Explicou que não esperava ônibus algum, mas sim a esposa que viria encontrá-lo. Enquanto conta morar ali perto e ter saído às 6 da manhã para trabalhar e ao final do dia seguido para a faculdade, imagino que a mulher o apanharia de automóvel.
Dalí a pouco chega a esposa. Ao contrário do que previ, caminhando. Beijam-se, no que antes se dizia “selinho”. Ele me lança um olhar de confirmativo orgulho e a moça me dirige o boa noite, entregando uma rosa e alguns pacotes que o rapaz ajeita no colo. Depois de cheirar o perfume da flor, me dirige outra olhada orgulhosa.

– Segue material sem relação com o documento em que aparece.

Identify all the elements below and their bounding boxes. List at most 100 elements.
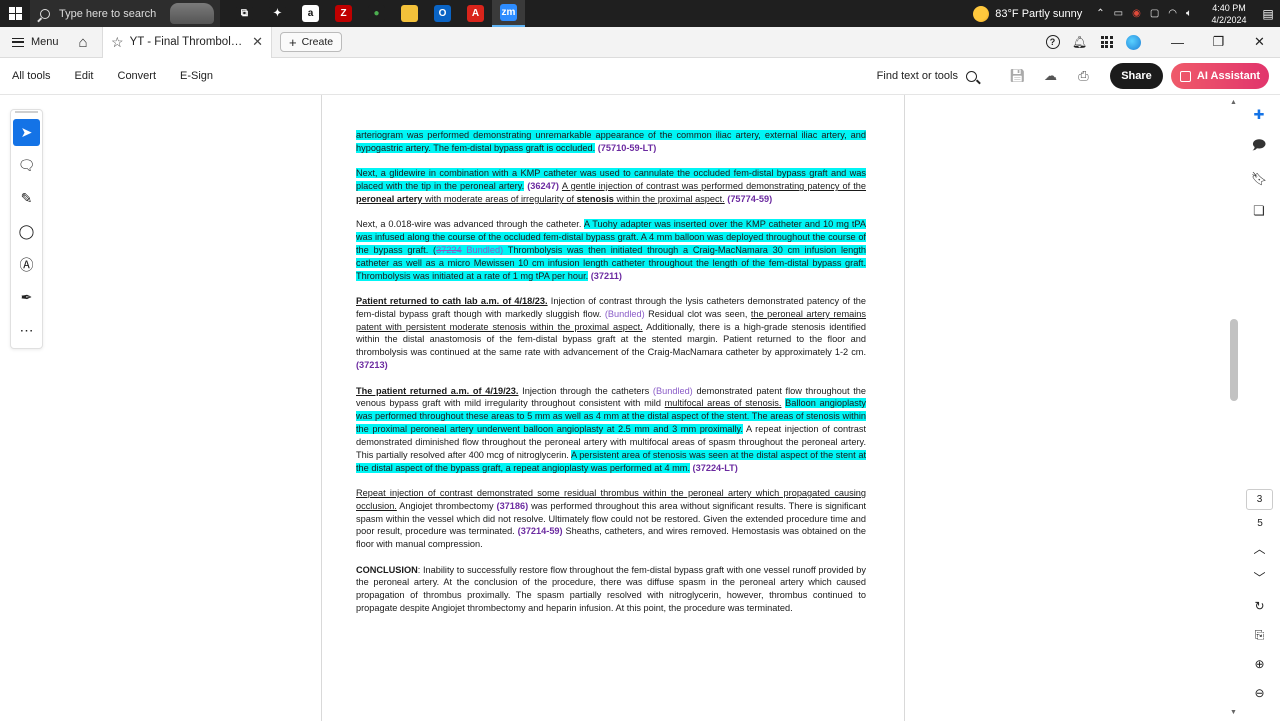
ai-summary-icon[interactable]: ✚ <box>1246 103 1272 127</box>
clock-time: 4:40 PM <box>1212 2 1246 13</box>
close-tab-icon[interactable]: ✕ <box>252 34 263 50</box>
find-text-or-tools[interactable]: Find text or tools <box>877 70 958 82</box>
paragraph-1[interactable]: arteriogram was performed demonstrating … <box>356 129 866 155</box>
restore-button[interactable]: ❐ <box>1198 34 1239 50</box>
taskbar-app-dropbox[interactable]: ✦ <box>261 0 294 27</box>
text-run: with moderate areas of irregularity of <box>422 193 577 204</box>
bell-icon: 🔔︎ <box>1071 35 1088 49</box>
weather-icon[interactable] <box>973 5 990 22</box>
zoom-in-icon[interactable]: ⊕ <box>1246 651 1273 677</box>
help-icon: ? <box>1045 35 1060 49</box>
taskbar-app-outlook[interactable]: O <box>426 0 459 27</box>
paragraph-3[interactable]: Next, a 0.018-wire was advanced through … <box>356 218 866 282</box>
taskbar-app-task-view[interactable]: ⧉ <box>228 0 261 27</box>
billing-code: (36247) <box>524 181 562 192</box>
more-icon: ⋯ <box>19 322 34 338</box>
billing-code: (37211) <box>588 270 622 281</box>
zoom-out-icon[interactable]: ⊖ <box>1246 680 1273 706</box>
paragraph-7[interactable]: CONCLUSION: Inability to successfully re… <box>356 564 866 615</box>
help-button[interactable]: ? <box>1039 35 1066 49</box>
total-pages: 5 <box>1257 518 1263 529</box>
meet-now-icon[interactable]: ▢ <box>1150 8 1159 19</box>
highlight-tool-button[interactable]: ✎ <box>13 185 40 212</box>
create-button[interactable]: + Create <box>280 32 343 52</box>
page-fit-icon[interactable]: ⎘ <box>1246 622 1273 648</box>
save-icon[interactable]: 💾︎ <box>1001 68 1034 84</box>
billing-code: (37213) <box>356 360 388 371</box>
wifi-icon[interactable]: ◠ <box>1168 8 1177 19</box>
bundled-note: (Bundled) <box>652 385 693 396</box>
plus-icon: + <box>289 34 297 50</box>
clock[interactable]: 4:40 PM 4/2/2024 <box>1202 2 1256 26</box>
paragraph-4[interactable]: Patient returned to cath lab a.m. of 4/1… <box>356 295 866 372</box>
paragraph-5[interactable]: The patient returned a.m. of 4/19/23. In… <box>356 385 866 475</box>
dropbox-icon: ✦ <box>269 5 286 22</box>
draw-tool-button[interactable]: ◯ <box>13 218 40 245</box>
add-comment-button[interactable]: 🗨︎ <box>13 152 40 179</box>
amazon-icon: a <box>302 5 319 22</box>
notifications-button[interactable]: 🔔︎ <box>1066 35 1093 49</box>
section-heading: The patient returned a.m. of 4/19/23. <box>356 385 519 396</box>
print-icon[interactable]: ⎙ <box>1067 68 1100 84</box>
taskbar-app-acrobat[interactable]: A <box>459 0 492 27</box>
next-page-icon[interactable]: ﹀ <box>1246 564 1273 590</box>
paragraph-2[interactable]: Next, a glidewire in combination with a … <box>356 167 866 206</box>
pages-icon[interactable]: ❏ <box>1246 199 1272 223</box>
outlook-icon: O <box>434 5 451 22</box>
text-box-icon: Ⓐ <box>19 256 34 273</box>
tray-icons: ⌃ ▭ ◉ ▢ ◠ 🔈︎ <box>1096 8 1192 19</box>
taskbar-app-chrome[interactable]: ● <box>360 0 393 27</box>
document-tab[interactable]: ☆ YT - Final Thrombolysis, ... ✕ <box>102 26 272 58</box>
volume-icon[interactable]: 🔈︎ <box>1186 8 1192 19</box>
tab-e-sign[interactable]: E-Sign <box>168 70 225 82</box>
scroll-up-icon[interactable]: ▲ <box>1230 99 1237 106</box>
more-tools-button[interactable]: ⋯ <box>13 317 40 344</box>
comments-icon[interactable]: 🗩︎ <box>1246 135 1272 159</box>
upload-cloud-icon[interactable]: ☁ <box>1034 68 1067 84</box>
share-button[interactable]: Share <box>1110 63 1163 89</box>
ai-assistant-label: AI Assistant <box>1196 70 1261 82</box>
zoom-icon: zm <box>500 4 517 21</box>
rail-drag-handle[interactable] <box>15 110 38 113</box>
profile-button[interactable] <box>1120 34 1147 50</box>
current-page-input[interactable]: 3 <box>1246 489 1273 510</box>
minimize-button[interactable]: — <box>1157 35 1198 50</box>
taskbar-app-filezilla[interactable]: Z <box>327 0 360 27</box>
star-icon[interactable]: ☆ <box>111 34 124 51</box>
search-icon[interactable] <box>966 70 977 82</box>
text-tool-button[interactable]: Ⓐ <box>13 251 40 278</box>
home-button[interactable]: ⌂ <box>68 27 98 58</box>
billing-code: (37214-59) <box>517 526 563 537</box>
close-window-button[interactable]: ✕ <box>1239 34 1280 50</box>
sign-tool-button[interactable]: ✒ <box>13 284 40 311</box>
taskbar-app-file-explorer[interactable]: ▬ <box>393 0 426 27</box>
tab-edit[interactable]: Edit <box>63 70 106 82</box>
scroll-down-icon[interactable]: ▼ <box>1230 709 1237 716</box>
pen-icon: ✎ <box>20 190 33 206</box>
rotate-icon[interactable]: ↻ <box>1246 593 1273 619</box>
pdf-page[interactable]: arteriogram was performed demonstrating … <box>321 95 905 721</box>
menu-button[interactable]: Menu <box>0 36 68 48</box>
battery-icon[interactable]: ▭ <box>1114 8 1123 19</box>
previous-page-icon[interactable]: ︿ <box>1246 535 1273 561</box>
vertical-scrollbar[interactable]: ▲ ▼ <box>1228 95 1240 721</box>
bookmark-icon[interactable]: 🔖︎ <box>1246 167 1272 191</box>
chevron-up-icon[interactable]: ⌃ <box>1096 8 1104 19</box>
paragraph-6[interactable]: Repeat injection of contrast demonstrate… <box>356 487 866 551</box>
scrollbar-thumb[interactable] <box>1230 319 1238 401</box>
start-button[interactable] <box>0 0 30 27</box>
ai-assistant-button[interactable]: AI Assistant <box>1171 63 1269 89</box>
apps-button[interactable] <box>1093 36 1120 48</box>
taskbar-search[interactable]: Type here to search <box>30 0 220 27</box>
taskbar-app-amazon[interactable]: a <box>294 0 327 27</box>
taskbar-app-zoom[interactable]: zm <box>492 0 525 27</box>
antivirus-icon[interactable]: ◉ <box>1132 8 1141 19</box>
quick-tools-rail: ➤ 🗨︎ ✎ ◯ Ⓐ ✒ ⋯ <box>10 109 43 349</box>
notification-icon[interactable]: ▤ <box>1256 7 1280 21</box>
select-tool-button[interactable]: ➤ <box>13 119 40 146</box>
weather-text[interactable]: 83°F Partly sunny <box>995 8 1082 20</box>
conclusion-heading: CONCLUSION <box>356 564 418 575</box>
tab-convert[interactable]: Convert <box>106 70 169 82</box>
tab-all-tools[interactable]: All tools <box>0 70 63 82</box>
pdf-text-content[interactable]: arteriogram was performed demonstrating … <box>356 129 866 628</box>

Ele destrava as rodas da cadeira, despedem-se, e ela o vai empurrando em direção à faixa de travessia da Beira Mar. Atravessam as quatro ou cinco pistas e sob meu olhar longínquo, lá na ciclovia à margem da praia, observo-os em direção à Ponta do Coral.
Onde poderiam residir daquele lado? Deduzi que o perceptível esforço da mulher para empurrar o peso do rapaz teria de se redobrar até a mais próxima – porém distante – faixa de travessia que os permitisse voltar para aquele mesmo lado, pois no ajardinamento da bifurcação que só notei depois de perder o ônibus, também não se previu a necessidade de acesso aos deficientes físicos.
Mas nem essa imprevidência urbanística teve o poder de me aborrecer, porque já então eu me recordara de estarmos em meio a uma Grande Noite. E a lembrança me veio junto com meu próprio abafado grito solitário e eufórico pelo que testemunhei acontecer numa das “ilhas” que dividem as pistas da Beira Mar.
Enquanto aguardavam novo fechamento do sinaleiro ao fluxo veloz dos automóveis para o centro da cidade, a moça curvou-se sobre as costas da cadeira de rodas que empurrava e se fez num beijo verdadeiro e profundo no rapaz sentado à sua frente.
Sem dúvida, era uma Grande Noite!
Tomara que às dele seja possível o efeito da euforia que naquele beijo, alheio e distante, me fizeram tremer as pernas.